VBE: Eltern nicht aus der Erstverantwortung entlassen. Nicht nur Bildungserfolge testen, auch auf Erziehung achten.

Zurzeit läuft an den Schulen die zweite Welle der Fremdevaluation. Auch andere Testverfahren wie VERA, TIMMS und PISA richten den Fokus ausschließlich auf kognitive Fähigkeiten und Fertigkeiten der Schüler. Inwieweit Kinder heute „erzo­gen“ sind, fällt bei diesen standardisierten Testverfahren eigentlich nicht ins Ge­wicht, im täglichen Unterricht an den Schulen jedoch umso mehr, moniert der Sprecher des Verbandes Bildung und Erziehung (VBE) Baden-Württemberg.

Früher waren Lehrer hauptsächlich für die Bildung der Schüler zuständig und erzogen die Kinder und Jugendliche im Unterricht „nebenher“. Heute müssen Lehrer zuerst er­ziehen, damit sie sich dann um die Bildung der Schüler kümmern können. Der VBE-Sprecher sieht eine zunehmende Diskrepanz zwischen Anspruch und Wirklichkeit, zwi­schen Zielen und Machbarem in den Schulen.

Eltern beklagen gerne, dass Lehrer sie mit den nicht gemachten Aufgaben der Schüler belästigten, fehlende Unterrichtsmaterialien anmahnten, Verhaltensprobleme und andere unbequeme Angelegenheiten mit den Erziehungsberechtigten besprechen wollten. „Sie vergessen dabei“, so der VBE-Sprecher, „dass die Pflege und Erziehung der Kinder das natürliche Recht der Eltern und die ihnen zuvörderst obliegende Pflicht ist.“ So stehe es sogar im Grundgesetz Artikel 6, Absatz 2 und gelte ausnahmslos auch für Schüler, die Ganztagesschulen besuchten.

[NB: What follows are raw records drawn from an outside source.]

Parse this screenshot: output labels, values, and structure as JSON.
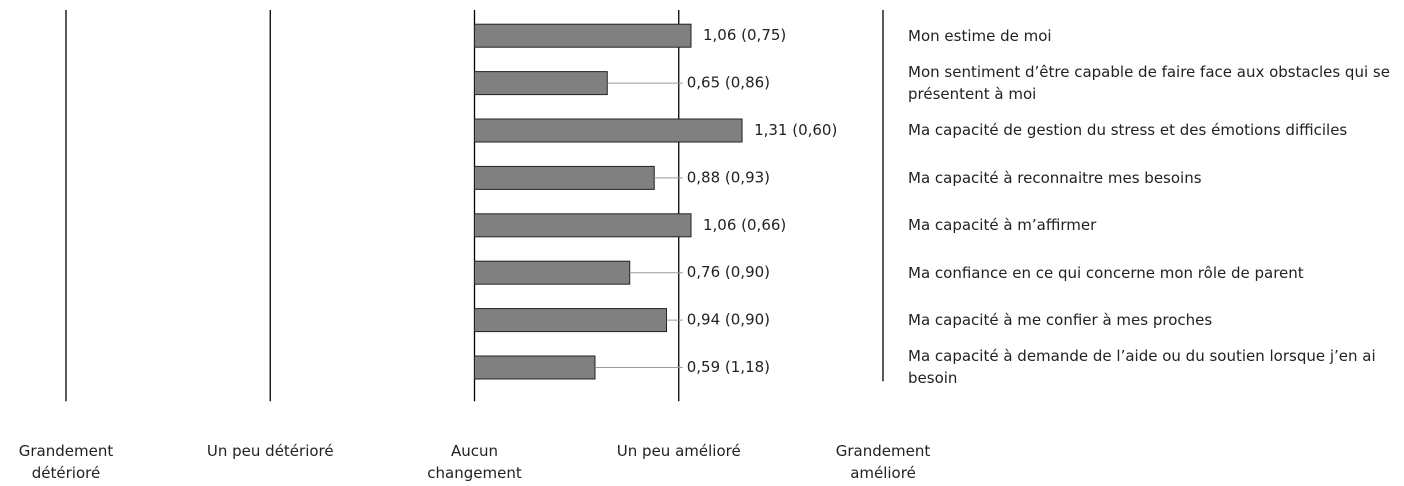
{
  "chart_data": {
    "type": "bar",
    "orientation": "horizontal",
    "categories": [
      "Mon estime de moi",
      "Mon sentiment d’être capable de faire face aux obstacles qui se présentent à moi",
      "Ma capacité de gestion du stress et des émotions difficiles",
      "Ma capacité à reconnaitre mes besoins",
      "Ma capacité à m’affirmer",
      "Ma confiance en ce qui concerne mon rôle de parent",
      "Ma capacité à me confier à mes proches",
      "Ma capacité à demande de l’aide ou du soutien lorsque j’en ai besoin"
    ],
    "values": [
      1.06,
      0.65,
      1.31,
      0.88,
      1.06,
      0.76,
      0.94,
      0.59
    ],
    "value_labels": [
      "1,06 (0,75)",
      "0,65 (0,86)",
      "1,31 (0,60)",
      "0,88 (0,93)",
      "1,06 (0,66)",
      "0,76 (0,90)",
      "0,94 (0,90)",
      "0,59 (1,18)"
    ],
    "color": "#808080",
    "xlim": [
      -2,
      2
    ],
    "xticks": [
      {
        "value": -2,
        "label": "Grandement détérioré"
      },
      {
        "value": -1,
        "label": "Un peu détérioré"
      },
      {
        "value": 0,
        "label": "Aucun changement"
      },
      {
        "value": 1,
        "label": "Un peu amélioré"
      },
      {
        "value": 2,
        "label": "Grandement amélioré"
      }
    ],
    "grid": true
  }
}
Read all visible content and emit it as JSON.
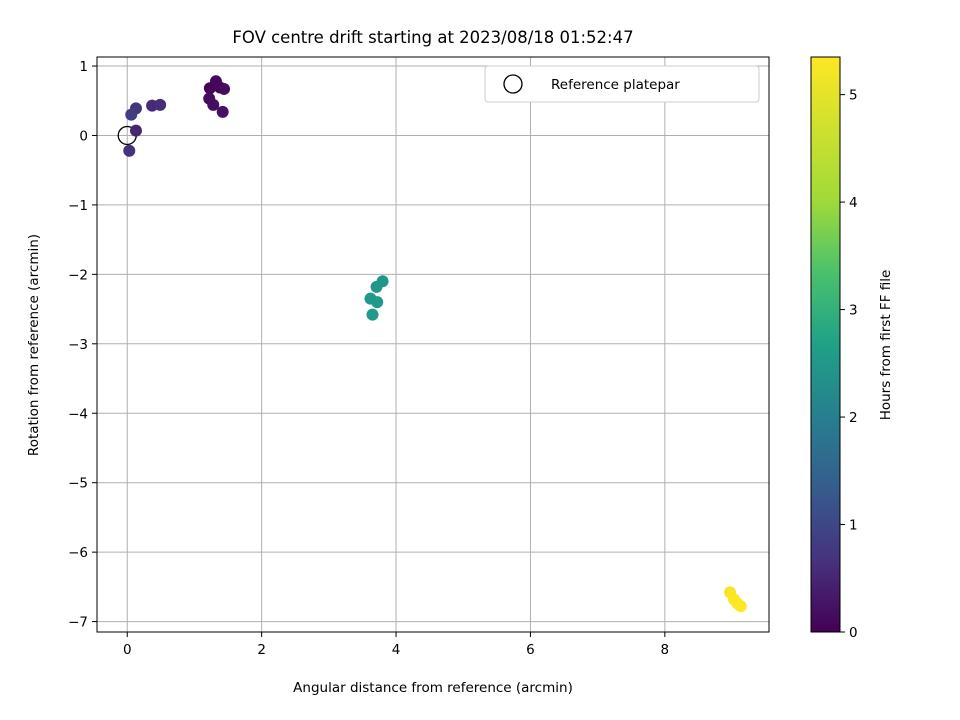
{
  "chart_data": {
    "type": "scatter",
    "title": "FOV centre drift starting at 2023/08/18 01:52:47",
    "xlabel": "Angular distance from reference (arcmin)",
    "ylabel": "Rotation from reference (arcmin)",
    "xlim": [
      -0.45,
      9.55
    ],
    "ylim": [
      -7.15,
      1.13
    ],
    "xticks": [
      0,
      2,
      4,
      6,
      8
    ],
    "yticks": [
      1,
      0,
      -1,
      -2,
      -3,
      -4,
      -5,
      -6,
      -7
    ],
    "grid": true,
    "legend": {
      "position": "top-right",
      "entries": [
        "Reference platepar"
      ]
    },
    "reference_point": {
      "x": 0,
      "y": 0
    },
    "colormap": "viridis",
    "colorbar": {
      "label": "Hours from first FF file",
      "range": [
        0,
        5.35
      ],
      "ticks": [
        0,
        1,
        2,
        3,
        4,
        5
      ]
    },
    "points": [
      {
        "x": 1.23,
        "y": 0.68,
        "hours": 0.05
      },
      {
        "x": 1.32,
        "y": 0.78,
        "hours": 0.1
      },
      {
        "x": 1.38,
        "y": 0.69,
        "hours": 0.12
      },
      {
        "x": 1.44,
        "y": 0.67,
        "hours": 0.15
      },
      {
        "x": 1.22,
        "y": 0.53,
        "hours": 0.18
      },
      {
        "x": 1.28,
        "y": 0.44,
        "hours": 0.22
      },
      {
        "x": 1.42,
        "y": 0.34,
        "hours": 0.25
      },
      {
        "x": 0.13,
        "y": 0.07,
        "hours": 0.55
      },
      {
        "x": 0.37,
        "y": 0.43,
        "hours": 0.65
      },
      {
        "x": 0.49,
        "y": 0.44,
        "hours": 0.7
      },
      {
        "x": 0.13,
        "y": 0.39,
        "hours": 0.85
      },
      {
        "x": 0.06,
        "y": 0.3,
        "hours": 0.95
      },
      {
        "x": 0.03,
        "y": -0.22,
        "hours": 0.75
      },
      {
        "x": 3.8,
        "y": -2.1,
        "hours": 2.8
      },
      {
        "x": 3.71,
        "y": -2.18,
        "hours": 2.82
      },
      {
        "x": 3.62,
        "y": -2.35,
        "hours": 2.85
      },
      {
        "x": 3.72,
        "y": -2.4,
        "hours": 2.88
      },
      {
        "x": 3.65,
        "y": -2.58,
        "hours": 2.9
      },
      {
        "x": 8.97,
        "y": -6.58,
        "hours": 5.3
      },
      {
        "x": 9.03,
        "y": -6.68,
        "hours": 5.32
      },
      {
        "x": 9.08,
        "y": -6.74,
        "hours": 5.33
      },
      {
        "x": 9.13,
        "y": -6.78,
        "hours": 5.35
      }
    ]
  }
}
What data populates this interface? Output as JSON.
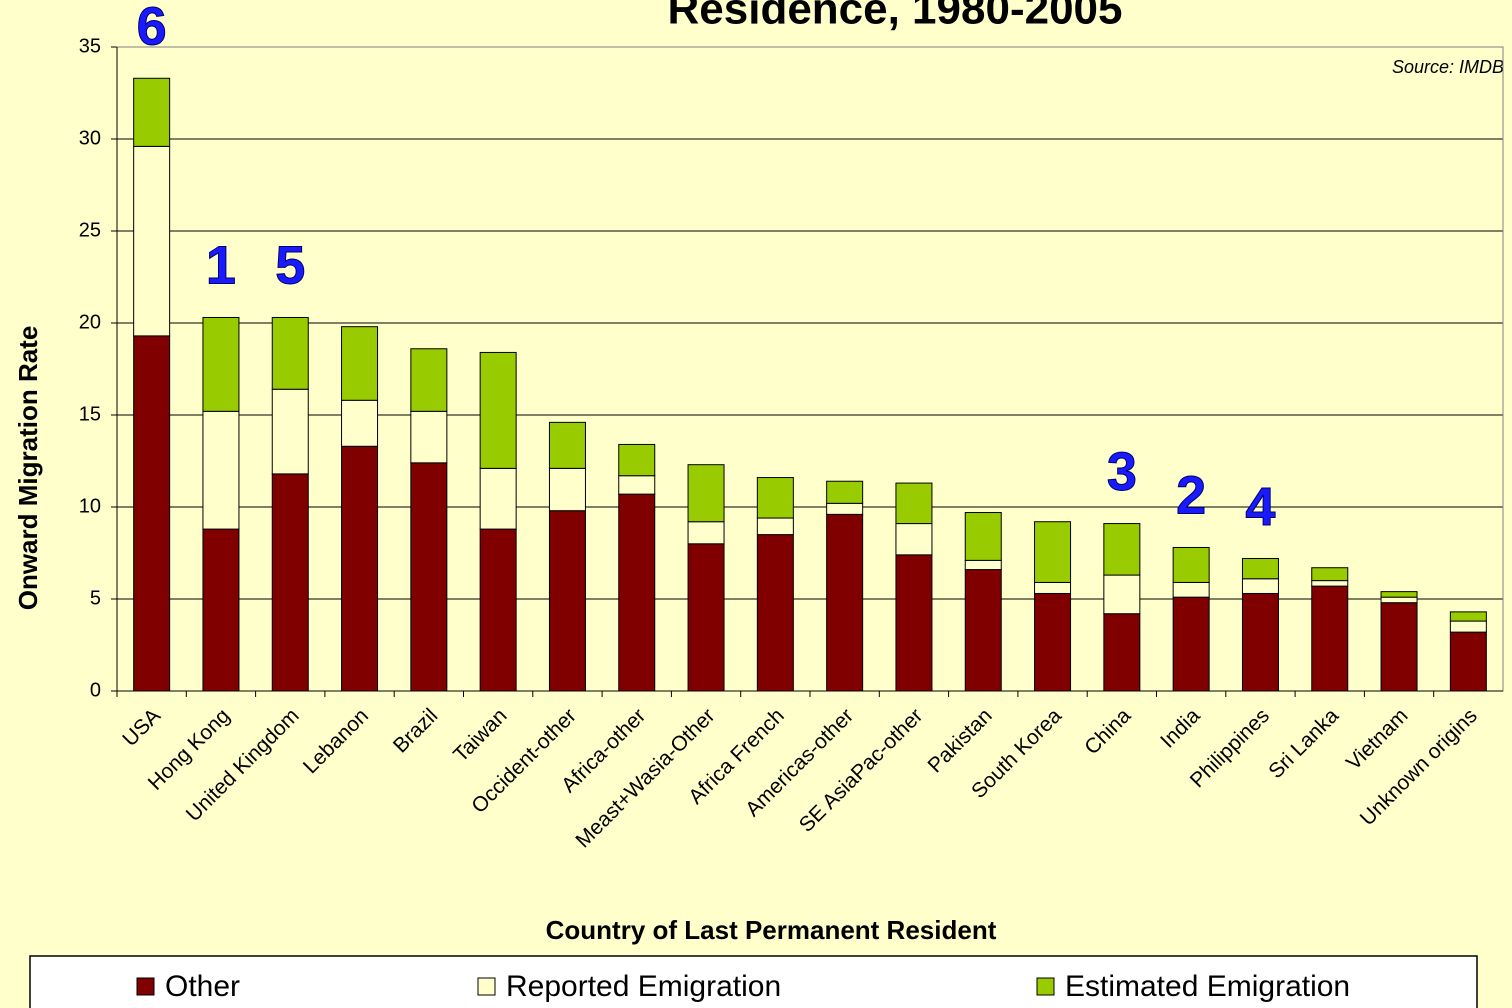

Während früher Unterricht und Bildung im Mittelpunkt des schulischen Geschehens standen, rückte für die Pädagogen in den letzten Jahren immer mehr die Erziehung der Schüler in den Vordergrund. Wenn Lehrer erst für die notwendige Arbeitsatmosphäre sorgen müssen, geht auf Dauer viel Unterrichtszeit verloren. Endlose Diskussionen über Sinn und Unsinn bestimmter pädagogischer Maßnahmen lenkten von stofflichen Inhal­ten ab und bremsten das selbständige Lernen der Schüler aus.

Während Evaluation allgemein das Gewicht auf den Lernerfolg legt, internationale Vergleichsstudien den Wissensstand der Schüler in Deutsch, Mathematik oder in den Naturwissenschaften untersuchen, Notendurchschnitte der Prüfungsarbeiten mit frühe­ren Jahrgängen verglichen werden, bleiben erzieherische Erfolge der Lehrer – oder auch Fehlschläge – eher unbeachtet. „Bei der Erziehung der Kinder ist Schule aber nach wie vor auf die kontinuierliche Mitarbeit aller Eltern angewiesen“, so der VBE-Sprecher.